Alle Lust Will Ewigkeit (every lust seeks eternity), 2013
2-channel slide projection in daylight, 160 color slides, size variable
Installation view of the exhibition "Male Nudes - Female Desires" at Tanja Wagner Gallery, Berlin
Der Mensch malt, formt und be-greift durch sein Abbild nicht nur sich selbst, sondern spiegelt sich im Anderen. Sein Gegenüber, bildet den Widerpart zum eigenen Antlitz und fragt danach , wer wir sind. Gerade in der griechischen Skulptur mit seinen Götter- und Athleten-Figuren, fächert sich ein ganzer Kanon dazu auf, was als ideal galt und immer noch die Grundlage unseres ästhetischen Empfindens bildet.
So wird auch in der Pygmalion-Sage die Geschichte eines Künstlers erzählt, der sich auf Grund seines ewig gebrochenen Herzens, eine ideale Frau aus Marmor meißelt. Er verliebt sich in sie und bittet die Götter darum, sie zum Leben zu erwecken. Gemeinhin wird diese Geschichte als Allegorie zum Verhältnis von Künstler und Kunstwerk gelesen. Im Zentrum der Erzählung steht jedoch an erster Stelle die sehnsuchtsvolle Schaffung eines Ideals, welches dazu verdammt ist, Stein zu bleiben und allein durch höhere Mächte zum Leben erweckt werden kann.

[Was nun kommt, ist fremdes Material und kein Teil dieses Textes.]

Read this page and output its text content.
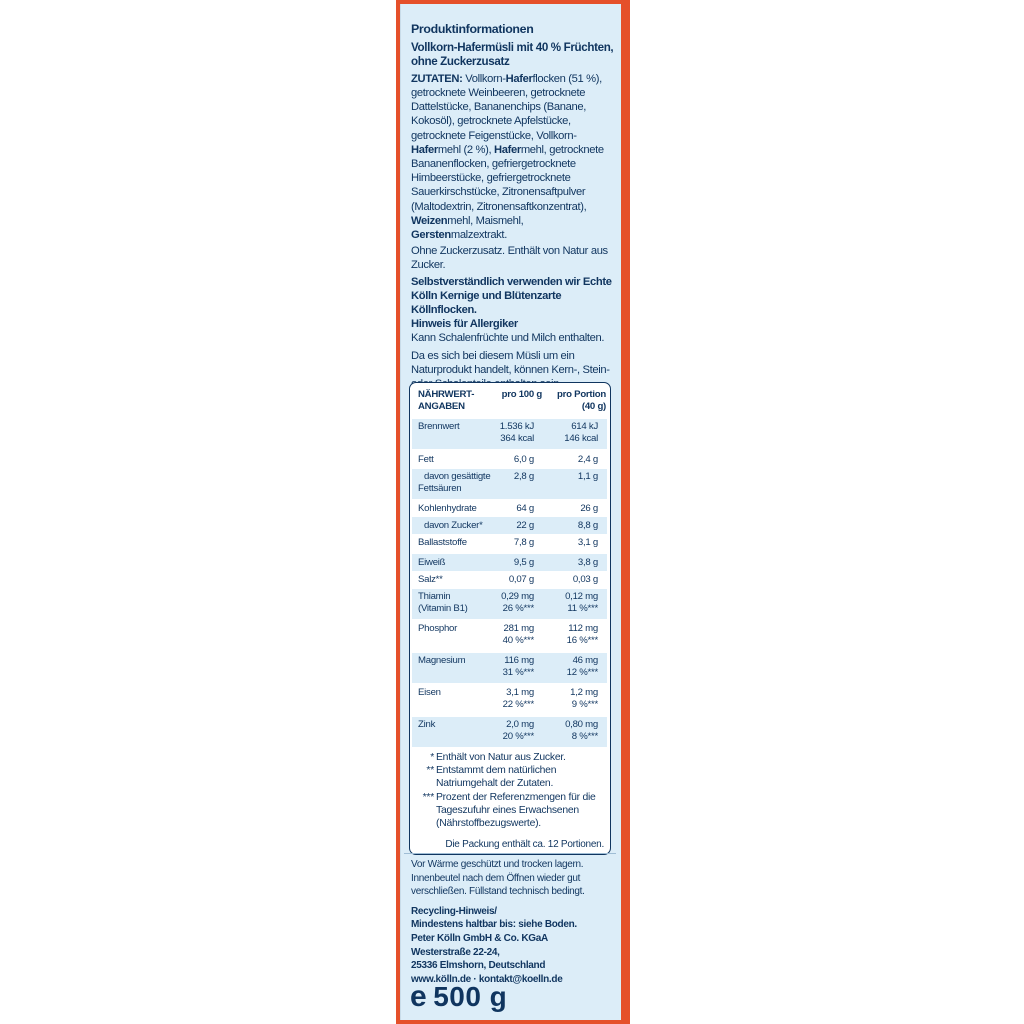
Produktinformationen
Vollkorn-Hafermüsli mit 40 % Früchten, ohne Zuckerzusatz

ZUTATEN: Vollkorn-Haferflocken (51 %), getrocknete Weinbeeren, getrocknete Dattelstücke, Bananenchips (Banane, Kokosöl), getrocknete Apfelstücke, getrocknete Feigenstücke, Vollkorn-Hafermehl (2 %), Hafermehl, getrocknete Bananenflocken, gefriergetrocknete Himbeerstücke, gefriergetrocknete Sauerkirschstücke, Zitronensaftpulver (Maltodextrin, Zitronensaftkonzentrat), Weizenmehl, Maismehl, Gerstenmalzextrakt.

Ohne Zuckerzusatz. Enthält von Natur aus Zucker.

Selbstverständlich verwenden wir Echte Kölln Kernige und Blütenzarte Köllnflocken.

Hinweis für Allergiker

Kann Schalenfrüchte und Milch enthalten.

Da es sich bei diesem Müsli um ein Naturprodukt handelt, können Kern-, Stein-

NÄHRWERT-ANGABEN
pro 100 g	pro Portion (40 g)
Brennwert	1.536 kJ	614 kJ
364 kcal	146 kcal
Fett	6,0 g	2,4 g
davon gesättigte	2,8 g	1,1 g
Fettsäuren
Kohlenhydrate	64 g	26 g
davon Zucker*	22 g	8,8 g
Ballaststoffe	7,8 g	3,1 g
Eiweiß	9,5 g	3,8 g
Salz**	0,07 g	0,03 g
Thiamin	0,29 mg	0,12 mg
(Vitamin B1)	26 %***	11 %***
Phosphor	281 mg	112 mg
40 %***	16 %***
Magnesium	116 mg	46 mg
31 %***	12 %***
Eisen	3,1 mg	1,2 mg
22 %***	9 %***
Zink	2,0 mg	0,80 mg
20 %***	8 %***
* Enthält von Natur aus Zucker.
** Entstammt dem natürlichen Natriumgehalt der Zutaten.
*** Prozent der Referenzmengen für die Tageszufuhr eines Erwachsenen (Nährstoffbezugswerte).
Die Packung enthält ca. 12 Portionen.

Vor Wärme geschützt und trocken lagern. Innenbeutel nach dem Öffnen wieder gut verschließen. Füllstand technisch bedingt.

Recycling-Hinweis/

Mindestens haltbar bis: siehe Boden.

Peter Kölln GmbH & Co. KGaA

Westerstraße 22-24,

25336 Elmshorn, Deutschland

www.kölln.de · kontakt@koelln.de

e 500 g
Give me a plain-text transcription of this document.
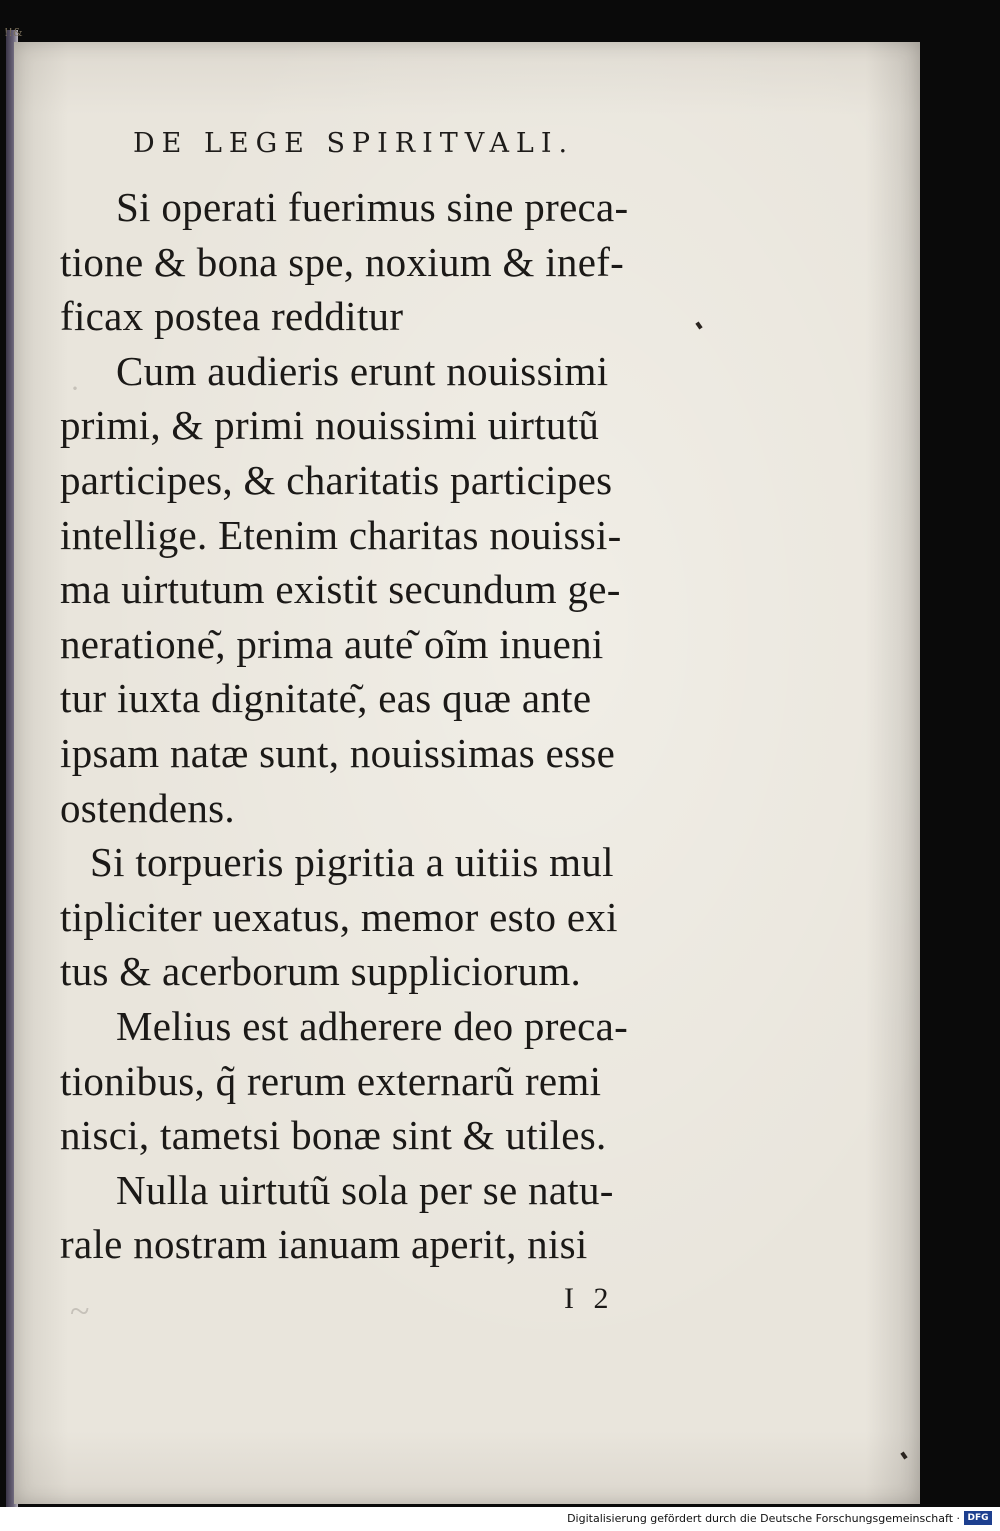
!!&
·
~
DE LEGE SPIRITVALI.
Si operati fuerimus sine preca-
tione & bona spe, noxium & inef-
ficax postea redditur
Cum audieris erunt nouissimi
primi, & primi nouissimi uirtutũ
participes, & charitatis participes
intellige. Etenim charitas nouissi-
ma uirtutum existit secundum ge-
neratione͂, prima aute͂ oĩm inueni
tur iuxta dignitate͂, eas quæ ante
ipsam natæ sunt, nouissimas esse
ostendens.
Si torpueris pigritia a uitiis mul
tipliciter uexatus, memor esto exi
tus & acerborum suppliciorum.
Melius est adherere deo preca-
tionibus, q̃ rerum externarũ remi
nisci, tametsi bonæ sint & utiles.
Nulla uirtutũ sola per se natu-
rale nostram ianuam aperit, nisi
I 2
Digitalisierung gefördert durch die Deutsche Forschungsgemeinschaft · DFG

Nina Hoffmann fragt in ihrer Diaserie “Alle Lust Will Ewigkeit” nach dem, was sich hinter den Idealen an Vorstellungen offenbaren. Sie begegnet männlichen Skulpturen der klassischen Antike auf Augenhöhe und setzt sich mit ihnen in Verbindung, was mal zögerlich, mal ganz direkt oder auch humorvoll geschehen kann. Die erhabenen Symbolträger dienen ihr als Vorlage, um etwa einer Siegerpose zu huldigen oder den erotischen Implikationen der Figuren als Frau entgegen zu treten.